The Line In The Sand

The Line In The Sand

I have never believed that I was disciplined enough to be a soldier, sailor, airman or marine.  I certainly never believed I was physically fit enough.  I have looked at the branches of the armed forces with equal parts curiosity and awe.  The culture appears, from my limited perspective, wildly different than our day-to-day.  For those serving in desert-like conditions (or elsewhere), even if we normalize for scorched earth, our military men & women live in a very different world.  Authority, rigorous calls of duty, honor, rigorous mental preparation, loyalty, uniquely challenging training, discipline; these are some of the hallmarks of military service.  With all due respect to my fellow legislators, I cannot say the same about the Kentucky General Assembly, or any other unit of government.  Those traits, those qualities, are the rule in the military.  Outside the military, they are the exception.  Those men and women were once like us, but for various reasons each one volunteered to step out of the comfortable path and onto a path marked with sacrifice, struggle, blood and death.  No, perhaps these men and women were never like us to begin with.  What they choose to do is special, and, to those of us with a mere fraction of their courage, difficult to grasp.
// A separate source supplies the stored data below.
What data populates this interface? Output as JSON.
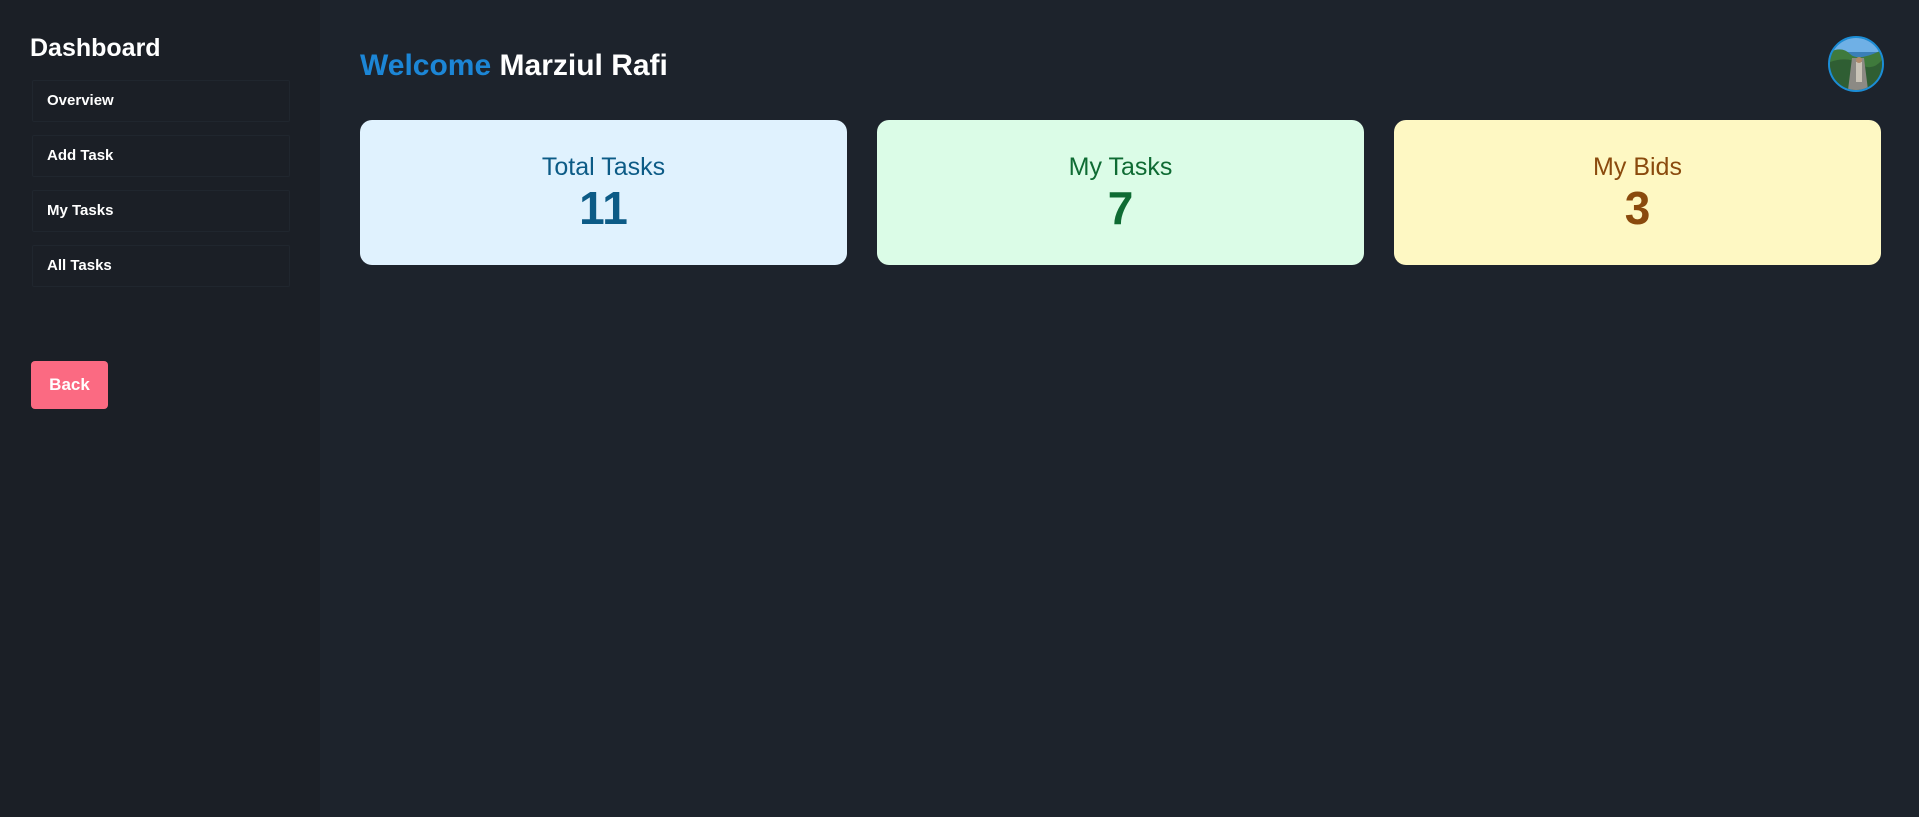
{
  "sidebar": {
    "title": "Dashboard",
    "items": [
      {
        "label": "Overview"
      },
      {
        "label": "Add Task"
      },
      {
        "label": "My Tasks"
      },
      {
        "label": "All Tasks"
      }
    ],
    "back_label": "Back"
  },
  "header": {
    "welcome_word": "Welcome",
    "user_name": "Marziul Rafi"
  },
  "stats": [
    {
      "label": "Total Tasks",
      "value": "11"
    },
    {
      "label": "My Tasks",
      "value": "7"
    },
    {
      "label": "My Bids",
      "value": "3"
    }
  ],
  "colors": {
    "accent": "#1c86d6",
    "back_button": "#fb6a82",
    "total_card_bg": "#e0f2fe",
    "my_tasks_card_bg": "#dbfce7",
    "my_bids_card_bg": "#fef8c3"
  }
}
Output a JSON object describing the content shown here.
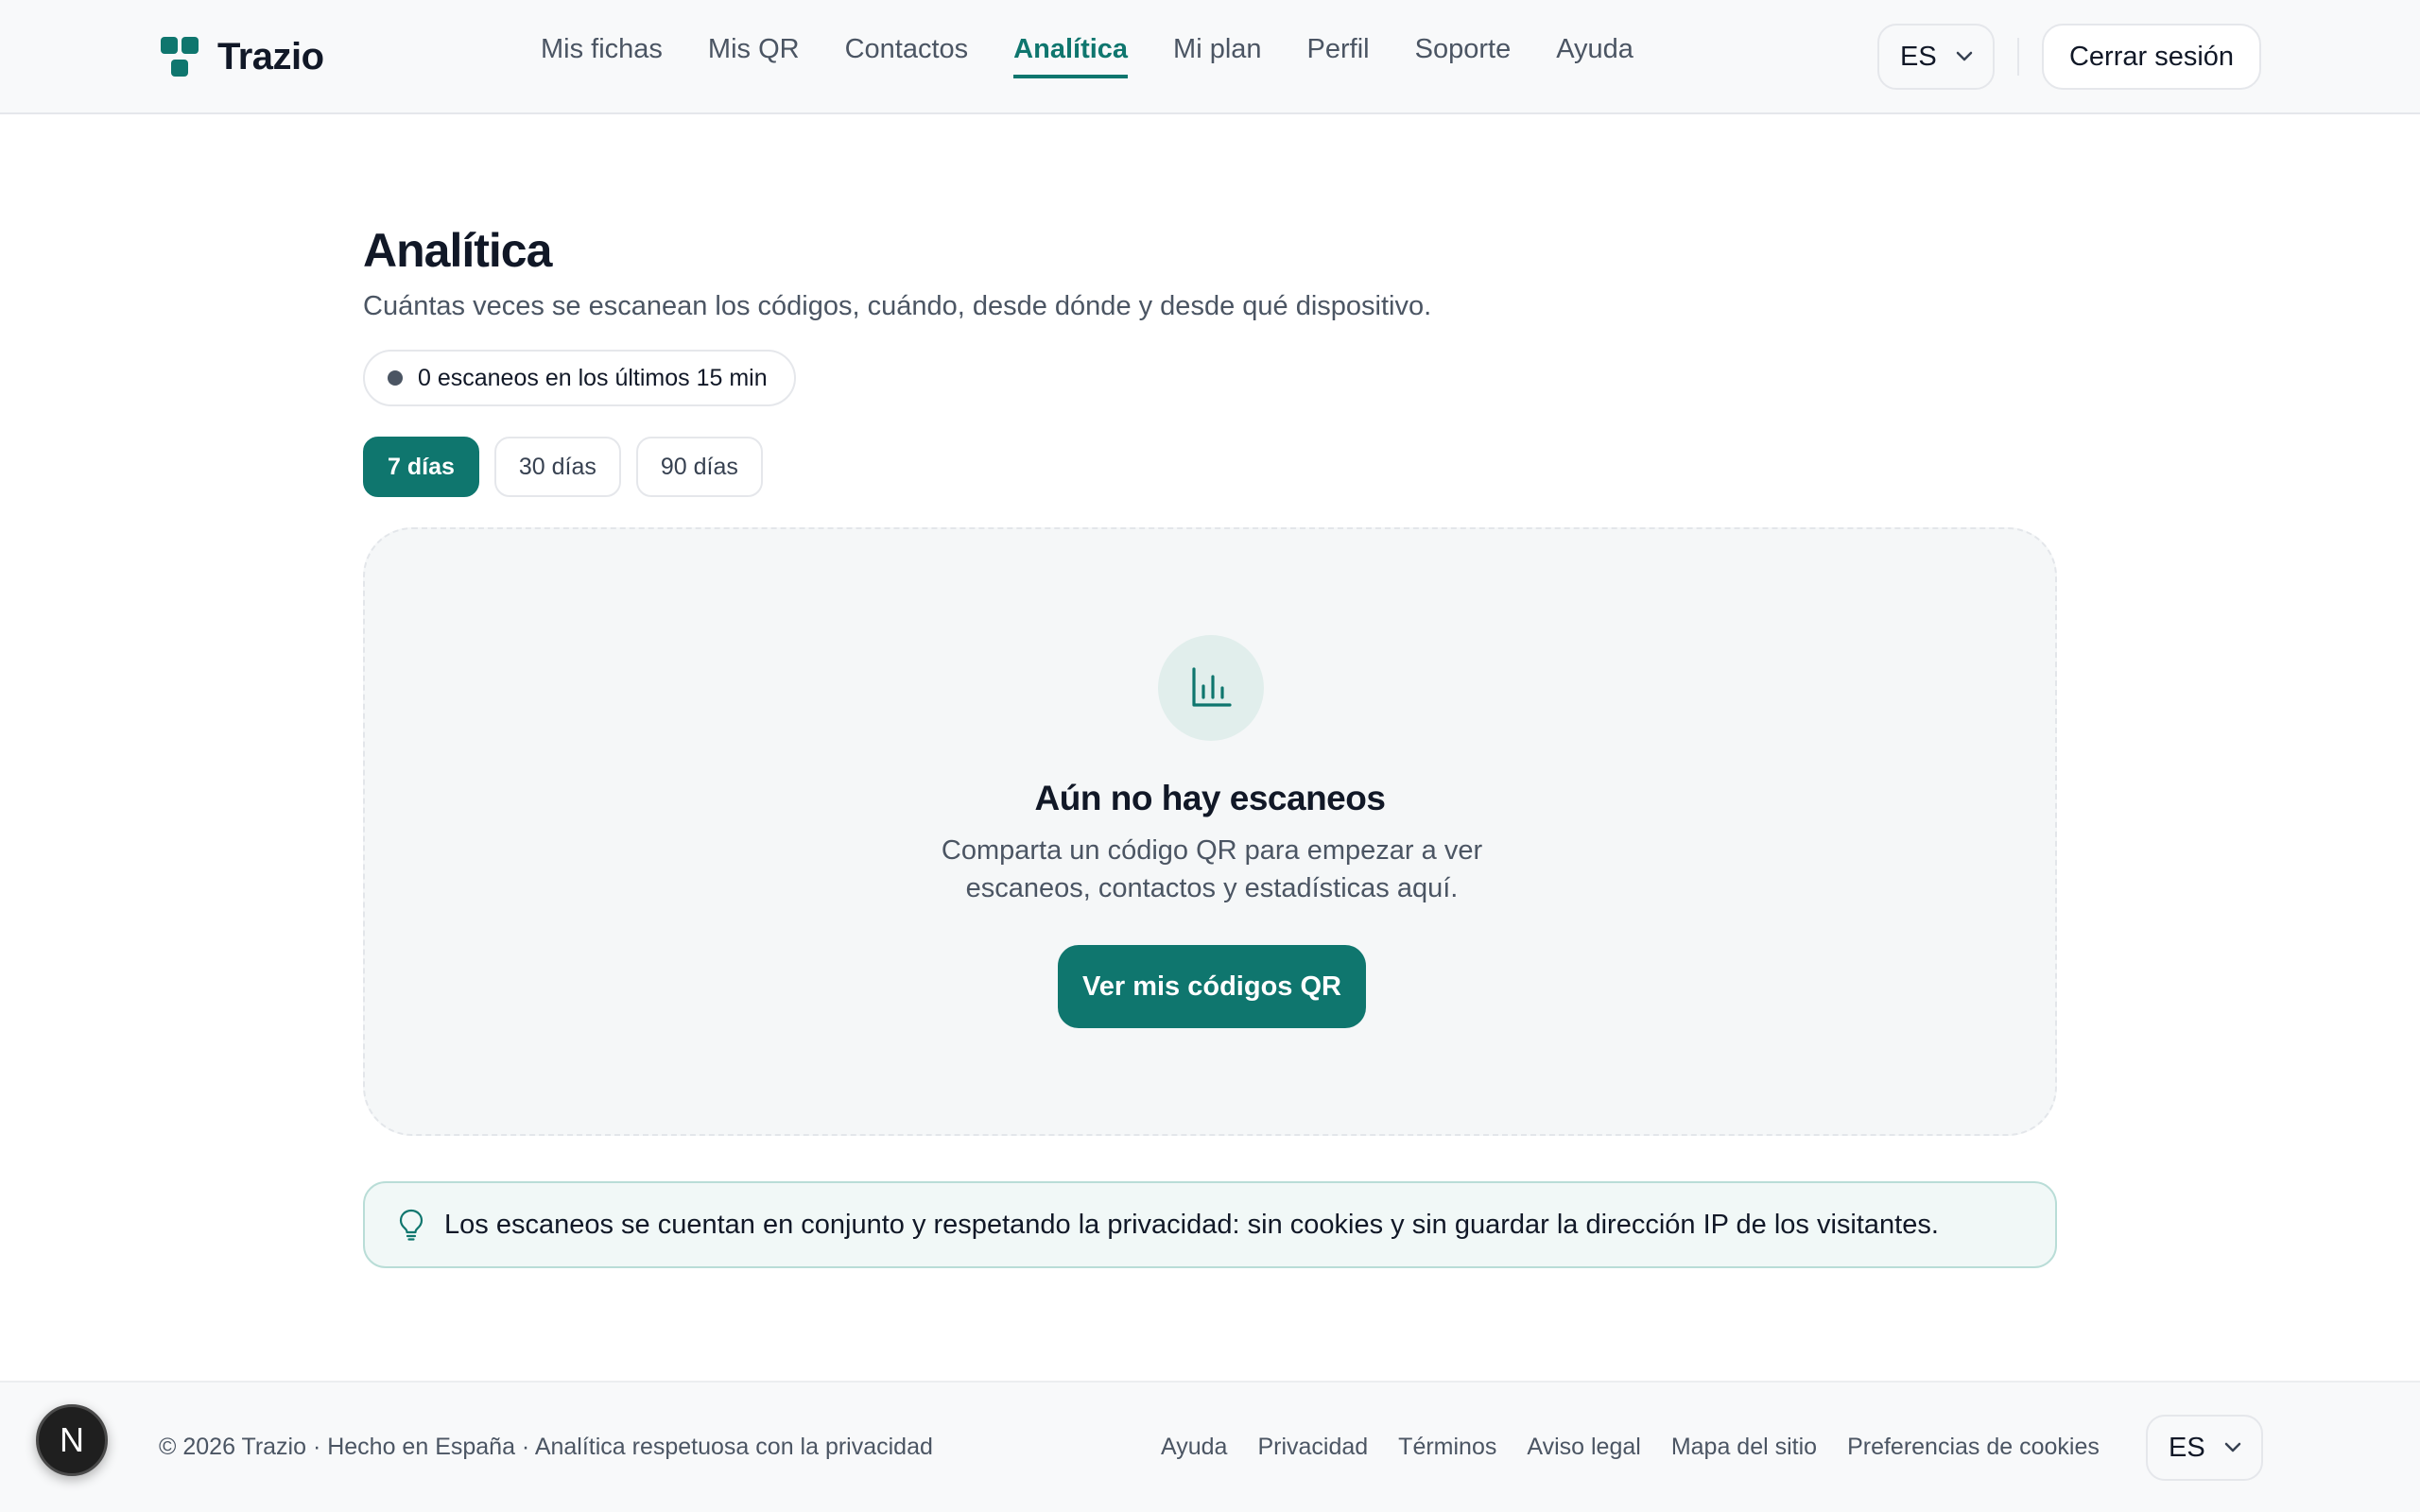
{
  "brand": {
    "name": "Trazio"
  },
  "nav": {
    "items": [
      {
        "label": "Mis fichas"
      },
      {
        "label": "Mis QR"
      },
      {
        "label": "Contactos"
      },
      {
        "label": "Analítica",
        "active": true
      },
      {
        "label": "Mi plan"
      },
      {
        "label": "Perfil"
      },
      {
        "label": "Soporte"
      },
      {
        "label": "Ayuda"
      }
    ]
  },
  "header": {
    "language": "ES",
    "logout_label": "Cerrar sesión"
  },
  "page": {
    "title": "Analítica",
    "subtitle": "Cuántas veces se escanean los códigos, cuándo, desde dónde y desde qué dispositivo.",
    "live_status": "0 escaneos en los últimos 15 min",
    "range_tabs": [
      {
        "label": "7 días",
        "active": true
      },
      {
        "label": "30 días"
      },
      {
        "label": "90 días"
      }
    ]
  },
  "empty_state": {
    "icon": "bar-chart-icon",
    "title": "Aún no hay escaneos",
    "text": "Comparta un código QR para empezar a ver escaneos, contactos y estadísticas aquí.",
    "cta_label": "Ver mis códigos QR"
  },
  "privacy_note": {
    "icon": "lightbulb-icon",
    "text": "Los escaneos se cuentan en conjunto y respetando la privacidad: sin cookies y sin guardar la dirección IP de los visitantes."
  },
  "footer": {
    "copyright": "© 2026 Trazio · Hecho en España · Analítica respetuosa con la privacidad",
    "links": [
      {
        "label": "Ayuda"
      },
      {
        "label": "Privacidad"
      },
      {
        "label": "Términos"
      },
      {
        "label": "Aviso legal"
      },
      {
        "label": "Mapa del sitio"
      },
      {
        "label": "Preferencias de cookies"
      }
    ],
    "language": "ES"
  },
  "dev_badge": {
    "label": "N"
  },
  "colors": {
    "accent": "#0f766e",
    "accent_soft": "#e1eeec",
    "text": "#111827",
    "muted": "#4b5563",
    "border": "#e5e7eb"
  }
}
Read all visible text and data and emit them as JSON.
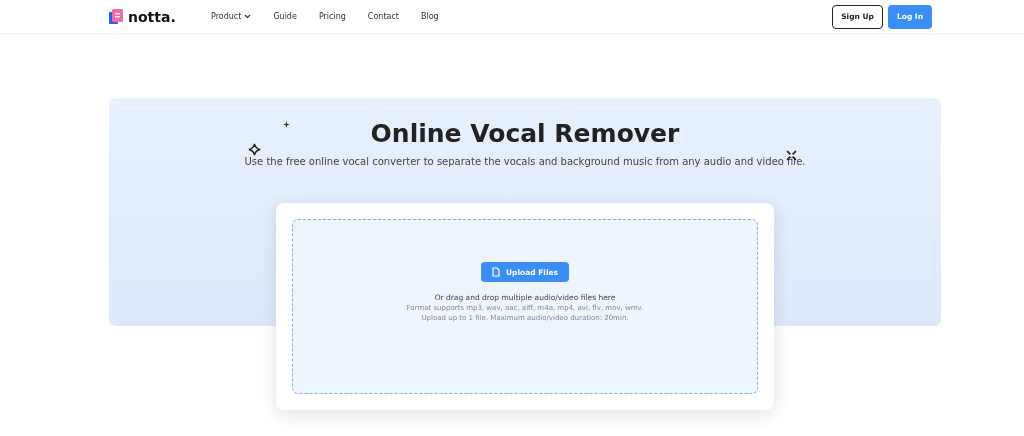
{
  "header": {
    "logo": "notta.",
    "nav": [
      {
        "label": "Product",
        "dropdown": true
      },
      {
        "label": "Guide",
        "dropdown": false
      },
      {
        "label": "Pricing",
        "dropdown": false
      },
      {
        "label": "Contact",
        "dropdown": false
      },
      {
        "label": "Blog",
        "dropdown": false
      }
    ],
    "buttons": [
      {
        "label": "Sign Up",
        "kind": "outline"
      },
      {
        "label": "Log In",
        "kind": "primary"
      }
    ]
  },
  "hero": {
    "title": "Online Vocal Remover",
    "subtitle": "Use the free online vocal converter to separate the vocals and background music from any audio and video file."
  },
  "upload": {
    "button": "Upload Files",
    "hint": "Or drag and drop multiple audio/video files here",
    "formats": "Format supports mp3, wav, aac, aiff, m4a, mp4, avi, flv, mov, wmv.",
    "limits": "Upload up to 1 file. Maximum audio/video duration: 20min."
  }
}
On Veteran's Day I attended a joint lunch between Hopkinsville's Kiwanis and Rotary clubs.  Our guest speaker was Col. David "Buck" Dellinger, Garrison Commander of Ft. Campbell, home of the 101st Airborne Division (Air Assault).  Col. Dellinger gave a resounding call for support for the U.S. Army and her companion branches of service.  This call for support is important to everyone in Christian County and the surrounding counties and communities of Western Kentucky, and sister communities in Tennessee.  We each certainly share an economic tie to the installation and her compliment of service members and civilian workers, but more deeply we feel a sense of responsibility to the service members and their families.  Our communities give time, money and muscle to the men and women of the service and their families.  We cook meals and celebrate returns home.  We comfort and lift up in prayer the loved ones that return permanently changed, and the loved ones of those that never return at all.  This is the least we can do.

Col. Dellinger said something during the meeting that struck a chord with me.  He made reference to the line we've heard on the airwaves recently, "boots on the ground."  The Colonel said he was one of the first 500 soldiers on the ground in Kuwait in Operation Desert Storm.  He referenced distant support from aircraft and surface fleets in the Gulf, but that it was the troops on the ground that made the greatest impact.  "Those soldiers drew a line in the sand and dared the enemy to cross."  My Veterans Day came to a grinding halt with this imagery.  Air and sea superiority are certainly mission critical, but seeing in my mind these men and women standing at the front - quite literally the front line - staring the enemy head on and daring them to cross it.  These men and women are heroes.  Superheroes.  They do that for us.  Every. Single. Day.

Be thankful for courageous women and men who choose to leave the comfortable path for the front line.  They do it for you.